Il est arrêté le 6 avril 1895, puis, après deux autres procès, il est condamné le 25 mai 1895, en vertu d'une loi datant de 1885 interdisant l'homosexualité, à la peine maximale de deux ans de travaux forcés en 1895. Ses biens sont confisqués pour payer les frais de justice. Constance, sa femme, se réfugie avec ses fils en Suisse où un hôtelier la met dehors en raison de son nom scandaleux. Elle substitue alors au patronyme de ses fils celui de « Holland », qui correspond au deuxième prénom de son frère, Otho Holland Lloyd.

Après quatorze mois de travaux forcés et à la suite de son transfert de la prison de Reading, Wilde se voit accorder le privilège exceptionnel de la part du directeur de la prison de posséder un petit matériel d’écriture et reçoit la permission d’écrire à condition de remettre tous les soirs ses écrits, son papier et son stylo aux autorités pénitentiaires. Il n'écrira en prison que de la correspondance, et en particulier une longue lettre adressée à Alfred Douglas qui sera, après sa mort, publiée sous le nom de De Profundis. Les travaux forcés et l'enfermement l'affecteront au point qu'il ne produira qu'une seule œuvre après sa libération, elle-même sur le thème de la prison : La Ballade de la geôle de Reading. Alfred Douglas est, quant à lui, poussé à l'exil en France et en Italie pendant plus de trois ans.

Sa libération, en 1897, est un grand moment de joie, mais ses amis lui conseillent de se faire discret. Il souhaite épouser le catholicisme, à la suite de sa conversion spirituelle et désire se retirer un an dans un cloître. Les Jésuites qu'il sollicite refusent d'accueillir un tel membre et lui conseillent d'attendre encore un an ou deux. Il quitte alors l'Angleterre pour la France, où il demeure quelque temps à Berneval, près de Dieppe en Normandie, sous le nom de Sébastien Melmoth, en référence au roman Melmoth, l'homme errant de Charles Robert Maturin, un des romans fondateurs du courant gothique en littérature, et du martyr Sébastien, personnage qui le fascine. Maturin est par ailleurs le grand-oncle de Wilde.

Il vit sous la tutelle de son ami/amant Robert Ross, qui s'étonne de le voir se comporter tel un enfant. En effet, Wilde est très dispendieux alors même que ses ressources se sont taries. Traumatisé par son expérience de la prison, il semble avoir plus que besoin d'une présence à ses côtés, alors que Ross doit retourner à Londres pour affaires. Il s'étonne des réticences de Constance à le rejoindre. Or cette dernière est, non seulement très éprouvée, mais combat en plus la maladie. Extrêmement déçu, Wilde reçoit un billet de Lord Alfred Douglas et désire ardemment le retrouver malgré les avertissements de Ross et les menaces de Constance de lui couper les vivres.

Ils se revoient à Rouen, le 28 août et se remettent à vivre ensemble.
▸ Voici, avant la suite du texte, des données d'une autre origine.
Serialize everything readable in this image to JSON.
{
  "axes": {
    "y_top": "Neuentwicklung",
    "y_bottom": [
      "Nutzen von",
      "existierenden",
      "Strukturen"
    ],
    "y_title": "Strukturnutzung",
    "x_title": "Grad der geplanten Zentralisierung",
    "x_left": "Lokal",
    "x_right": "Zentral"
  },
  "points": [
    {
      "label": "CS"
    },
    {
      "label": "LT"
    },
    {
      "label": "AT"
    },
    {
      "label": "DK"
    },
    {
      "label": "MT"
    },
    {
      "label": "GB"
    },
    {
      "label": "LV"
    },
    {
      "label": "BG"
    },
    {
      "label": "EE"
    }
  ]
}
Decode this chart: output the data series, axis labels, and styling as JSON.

Les deux amants partent pour Naples en septembre 97. Ils mènent un train de vie très confortable. Toutefois, lorsque Constance apprend la situation, elle met sa menace à exécution, et le couple s'enfonce alors dans le besoin.

Oisif, de retour à Paris, Wilde sort avec ses amis ou fréquente de jeunes prostitués à Paris. Commence alors une période de déchéance dont il ne sortira pas. Malgré l'aide de ses amis qui lui prêtent de l'argent (ses revenus littéraires étant devenus insuffisants), notamment André Gide et Robert Ross, il finit ses jours dans la solitude et la misère. Oscar Wilde meurt probablement d'une méningite, âgé de 46 ans.  
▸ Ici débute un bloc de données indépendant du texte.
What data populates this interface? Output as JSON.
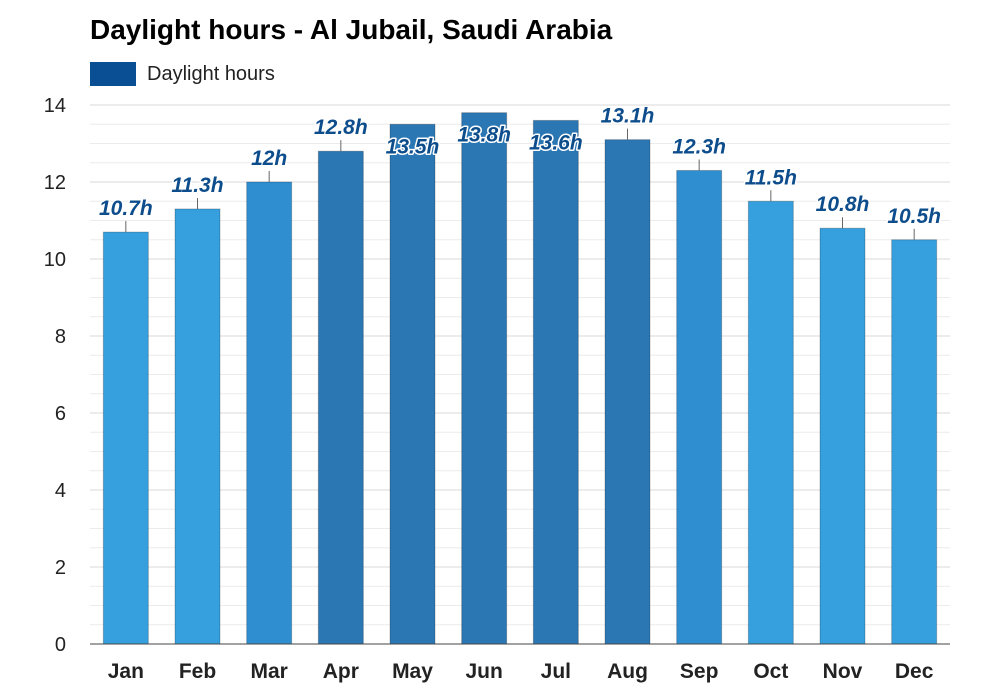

Après un enterrement de « sixième classe » (le dernier avant la fosse commune) et une inhumation au cimetière de Bagneux, ses restes sont transférés, en 1909, au cimetière du Père-Lachaise. Son tombeau surmonté d’un monument s'inspirant d'un taureau ailé assyrien, conservé au British Museum et dont le visage est celui du dramaturge (allusion au poème La Sphinx de Wilde), a été sculpté par l'artiste expressionniste Sir Jacob Epstein de 1911 à 1914.

Romans et nouvelles

  • Le Fantôme de Canterville 
  • Le Crime de Lord Arthur Savile 
  • Le Modèle millionnaire
  • Un Sphinx sans secret 
  • Le Prince heureux et autres contes
  • Le Portrait de Mr. W. H. 
  • Le Portrait de Dorian Gray
  • Une maison de grenades 
  • Teleny Étude physiologique

Il a également écrit du théâtre, de la poésie et des essais.